In fact it was so amazing; we are going to a bus stop this evening to offer blessing during the commute home…

The Blessing Station was covered by some national and local media:

Boston Globe:  Amid the morning rush, moments of Advent peace
Episcopal Cafe:  A Blessing Station: out in the midst of the Advent crowds
Medford Transcript:  Medford church sets up Blessing Station at West Medford Commuter Rail

Thursday, November 22, 2012

Picketting Walmart. Because Christ is King

November 22, 2012

It all began at a Thanksgiving Day clergy family meet-up at the local playground in Medford, Massachusetts. We all talked--three Episcopal and two Unitarian Universalist clergy families--as our kids played. We talked about our congregations, families who were visiting for the holidays, and about the awful commercialism of the coming season. Rampant consumption has led to environmental crisis as well as massive income inequality, the cost of which is suffered by some of our society’s most vulnerable people. Someone finally said, “Hey, want to Occupy Walmart tomorrow?” With facebook and tweeting started at the playground, the movement continued and by the time we all had sat down to our various Thanksgiving dinners, we had recruited six cars full of people to join us. Our group will include four kindergarteners and two preschoolers—offering them a vision for a world in which they know how to make themselves heard.

This year on Black Friday, we are standing with Walmart workers who are picketing at over 1000 stores across the country. On Friday morning, at 9:00AM, my family and I will join Walmart workers in front of the North Reading, Massachusetts Walmart Store. We will stand in solidarity with their cause, and help to give their suffering a voice and honor the courage of picketing Walmart employees. We will give the luxury we have been blessed with of an extra day off to help give rights to the 1.4 million Walmart workers in the United States right now.

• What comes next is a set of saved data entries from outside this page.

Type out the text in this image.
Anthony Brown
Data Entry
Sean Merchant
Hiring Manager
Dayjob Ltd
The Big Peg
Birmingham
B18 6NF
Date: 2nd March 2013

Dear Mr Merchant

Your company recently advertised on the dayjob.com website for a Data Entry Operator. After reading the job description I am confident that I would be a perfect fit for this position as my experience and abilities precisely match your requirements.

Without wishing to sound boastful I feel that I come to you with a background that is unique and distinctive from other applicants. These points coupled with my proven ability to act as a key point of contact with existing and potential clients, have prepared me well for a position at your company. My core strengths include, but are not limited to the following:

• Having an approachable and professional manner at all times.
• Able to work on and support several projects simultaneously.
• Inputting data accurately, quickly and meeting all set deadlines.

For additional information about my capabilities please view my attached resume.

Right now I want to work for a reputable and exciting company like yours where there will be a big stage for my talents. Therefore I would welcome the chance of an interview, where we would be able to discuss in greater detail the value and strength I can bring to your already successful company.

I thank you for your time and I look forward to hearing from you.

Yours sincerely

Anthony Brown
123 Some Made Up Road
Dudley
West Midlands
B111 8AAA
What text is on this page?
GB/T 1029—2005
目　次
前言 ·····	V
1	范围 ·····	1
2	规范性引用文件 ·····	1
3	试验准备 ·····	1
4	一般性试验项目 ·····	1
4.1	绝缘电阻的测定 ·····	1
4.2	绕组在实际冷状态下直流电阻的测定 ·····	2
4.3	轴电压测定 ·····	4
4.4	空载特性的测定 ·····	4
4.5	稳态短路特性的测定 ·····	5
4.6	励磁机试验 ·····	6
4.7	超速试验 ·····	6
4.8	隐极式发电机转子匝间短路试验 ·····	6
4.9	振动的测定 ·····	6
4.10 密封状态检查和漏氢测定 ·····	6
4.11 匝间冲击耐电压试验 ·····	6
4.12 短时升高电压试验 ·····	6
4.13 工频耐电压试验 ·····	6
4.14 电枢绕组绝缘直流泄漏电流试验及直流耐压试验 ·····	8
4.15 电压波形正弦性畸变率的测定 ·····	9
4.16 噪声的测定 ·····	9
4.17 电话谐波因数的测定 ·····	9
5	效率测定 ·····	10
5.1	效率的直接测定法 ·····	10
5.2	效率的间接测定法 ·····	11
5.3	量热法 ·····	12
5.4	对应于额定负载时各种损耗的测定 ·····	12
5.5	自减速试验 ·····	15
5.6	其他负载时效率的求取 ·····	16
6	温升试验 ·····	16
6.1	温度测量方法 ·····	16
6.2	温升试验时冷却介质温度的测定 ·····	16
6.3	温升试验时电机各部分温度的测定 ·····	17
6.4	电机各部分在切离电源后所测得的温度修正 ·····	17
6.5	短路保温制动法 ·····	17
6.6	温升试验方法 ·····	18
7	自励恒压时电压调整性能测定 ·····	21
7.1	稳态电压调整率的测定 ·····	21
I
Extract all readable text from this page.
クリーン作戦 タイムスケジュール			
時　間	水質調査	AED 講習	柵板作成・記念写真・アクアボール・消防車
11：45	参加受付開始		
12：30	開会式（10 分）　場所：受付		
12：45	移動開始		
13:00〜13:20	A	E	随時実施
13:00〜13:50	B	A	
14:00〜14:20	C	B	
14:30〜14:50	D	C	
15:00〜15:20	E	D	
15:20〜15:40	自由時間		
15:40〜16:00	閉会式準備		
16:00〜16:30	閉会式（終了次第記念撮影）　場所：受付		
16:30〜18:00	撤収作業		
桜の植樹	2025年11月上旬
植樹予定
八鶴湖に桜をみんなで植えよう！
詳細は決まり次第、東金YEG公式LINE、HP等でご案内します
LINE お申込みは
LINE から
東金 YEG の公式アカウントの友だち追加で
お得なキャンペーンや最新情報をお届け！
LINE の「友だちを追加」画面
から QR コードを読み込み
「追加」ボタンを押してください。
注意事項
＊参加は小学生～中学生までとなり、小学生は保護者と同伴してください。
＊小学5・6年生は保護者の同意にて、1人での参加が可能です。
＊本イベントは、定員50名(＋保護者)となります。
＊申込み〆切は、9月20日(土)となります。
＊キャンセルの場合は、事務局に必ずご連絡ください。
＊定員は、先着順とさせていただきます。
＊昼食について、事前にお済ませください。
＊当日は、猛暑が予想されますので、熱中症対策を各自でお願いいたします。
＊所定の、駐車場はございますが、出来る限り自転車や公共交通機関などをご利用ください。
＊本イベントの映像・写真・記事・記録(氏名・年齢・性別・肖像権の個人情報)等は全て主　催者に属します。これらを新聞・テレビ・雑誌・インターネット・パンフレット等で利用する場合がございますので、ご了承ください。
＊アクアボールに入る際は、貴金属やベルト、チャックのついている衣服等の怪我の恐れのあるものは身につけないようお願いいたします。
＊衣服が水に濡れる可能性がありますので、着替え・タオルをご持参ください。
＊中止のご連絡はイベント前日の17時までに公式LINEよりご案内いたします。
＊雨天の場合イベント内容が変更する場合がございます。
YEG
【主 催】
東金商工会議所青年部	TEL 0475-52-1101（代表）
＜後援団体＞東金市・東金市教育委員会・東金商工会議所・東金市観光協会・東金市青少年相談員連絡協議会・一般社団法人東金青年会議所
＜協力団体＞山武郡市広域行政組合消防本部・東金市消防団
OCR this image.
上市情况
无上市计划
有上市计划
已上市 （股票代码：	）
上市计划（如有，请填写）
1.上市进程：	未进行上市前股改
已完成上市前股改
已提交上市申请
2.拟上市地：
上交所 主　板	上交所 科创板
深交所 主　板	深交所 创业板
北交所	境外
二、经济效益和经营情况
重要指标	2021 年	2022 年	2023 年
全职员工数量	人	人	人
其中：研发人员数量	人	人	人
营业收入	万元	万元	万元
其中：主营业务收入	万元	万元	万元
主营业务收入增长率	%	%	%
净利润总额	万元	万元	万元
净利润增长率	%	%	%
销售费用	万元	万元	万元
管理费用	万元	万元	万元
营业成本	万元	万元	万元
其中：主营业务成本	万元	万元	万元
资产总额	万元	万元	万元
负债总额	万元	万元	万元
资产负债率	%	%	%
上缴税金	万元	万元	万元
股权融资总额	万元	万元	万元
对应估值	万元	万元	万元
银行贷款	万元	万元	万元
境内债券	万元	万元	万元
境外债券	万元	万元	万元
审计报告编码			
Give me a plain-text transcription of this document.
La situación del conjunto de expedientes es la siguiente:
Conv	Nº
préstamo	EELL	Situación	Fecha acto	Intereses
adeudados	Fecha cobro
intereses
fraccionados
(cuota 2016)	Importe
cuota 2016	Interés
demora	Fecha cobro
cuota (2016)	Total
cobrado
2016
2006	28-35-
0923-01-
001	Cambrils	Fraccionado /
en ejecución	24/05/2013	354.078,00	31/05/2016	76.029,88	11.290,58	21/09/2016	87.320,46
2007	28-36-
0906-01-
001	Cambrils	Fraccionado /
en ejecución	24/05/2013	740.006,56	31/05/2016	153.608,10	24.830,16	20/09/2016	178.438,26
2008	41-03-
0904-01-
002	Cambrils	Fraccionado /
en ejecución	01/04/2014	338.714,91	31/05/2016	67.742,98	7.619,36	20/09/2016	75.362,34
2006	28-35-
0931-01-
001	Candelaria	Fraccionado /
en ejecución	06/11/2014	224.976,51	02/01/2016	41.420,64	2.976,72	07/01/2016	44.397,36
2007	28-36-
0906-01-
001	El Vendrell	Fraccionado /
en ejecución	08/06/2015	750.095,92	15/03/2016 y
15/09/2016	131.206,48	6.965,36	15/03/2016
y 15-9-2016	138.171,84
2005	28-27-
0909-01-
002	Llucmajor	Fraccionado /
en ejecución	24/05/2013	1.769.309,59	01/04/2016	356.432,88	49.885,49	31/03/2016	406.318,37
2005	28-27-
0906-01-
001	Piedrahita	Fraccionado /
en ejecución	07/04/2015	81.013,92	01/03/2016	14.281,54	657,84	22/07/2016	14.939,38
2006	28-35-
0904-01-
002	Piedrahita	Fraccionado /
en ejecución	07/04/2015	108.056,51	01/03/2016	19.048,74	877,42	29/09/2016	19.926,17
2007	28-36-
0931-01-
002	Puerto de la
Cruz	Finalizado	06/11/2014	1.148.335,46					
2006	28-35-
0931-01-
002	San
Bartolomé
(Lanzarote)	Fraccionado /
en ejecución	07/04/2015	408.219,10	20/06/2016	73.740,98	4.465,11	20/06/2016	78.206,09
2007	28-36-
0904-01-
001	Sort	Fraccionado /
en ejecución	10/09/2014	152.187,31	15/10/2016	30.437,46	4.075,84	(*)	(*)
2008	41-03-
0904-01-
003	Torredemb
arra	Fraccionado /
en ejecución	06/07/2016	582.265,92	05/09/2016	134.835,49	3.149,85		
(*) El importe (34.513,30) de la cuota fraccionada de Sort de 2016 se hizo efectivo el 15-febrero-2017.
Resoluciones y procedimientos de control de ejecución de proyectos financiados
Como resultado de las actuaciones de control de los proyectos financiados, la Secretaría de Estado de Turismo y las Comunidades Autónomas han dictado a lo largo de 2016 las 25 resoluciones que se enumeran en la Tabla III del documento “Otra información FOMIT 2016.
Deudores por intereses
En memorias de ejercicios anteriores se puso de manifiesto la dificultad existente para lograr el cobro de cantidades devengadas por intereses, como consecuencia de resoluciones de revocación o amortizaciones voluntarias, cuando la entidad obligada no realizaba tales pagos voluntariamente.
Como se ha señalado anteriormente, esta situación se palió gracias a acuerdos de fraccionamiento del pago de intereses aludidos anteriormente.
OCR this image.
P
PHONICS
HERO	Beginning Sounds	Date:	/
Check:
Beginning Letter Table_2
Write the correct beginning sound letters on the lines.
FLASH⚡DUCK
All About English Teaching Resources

Walmart is our nation’s largest employer, bringing in more than $16 billion in profits last year, mostly going to its corporate shareholders. Walmart workers struggle with low wages, positions without benefits, and negligible job security. Walmart has fought against efforts to unionize and is now taking action against picketing workers across the country. Because of its size and market strength, what happens with Walmart has ramifications far beyond the company. It will affect workers at other retailers and in other sectors as well.

By the end of the day Walmart will have made millions in sales and profits, but many Walmart workers will not be able to make ends meet, and many will go without the basic necessities of food and clothing. The call to stand for justice and in solidarity with those without a voice is throughout our sacred stories. This coming Sunday, we will proclaim that Christ is King, not corporate interests or shareholder profits. We will stand in the Walmart parking lot in hope of the world were justice rolls down like waters, and were the dignity of every human being is recognized. And hopefully, our kids will learn their own power to speak up and make a difference in the world. That will be something to give thanks for!

This post was also run in Episcopal Cafe...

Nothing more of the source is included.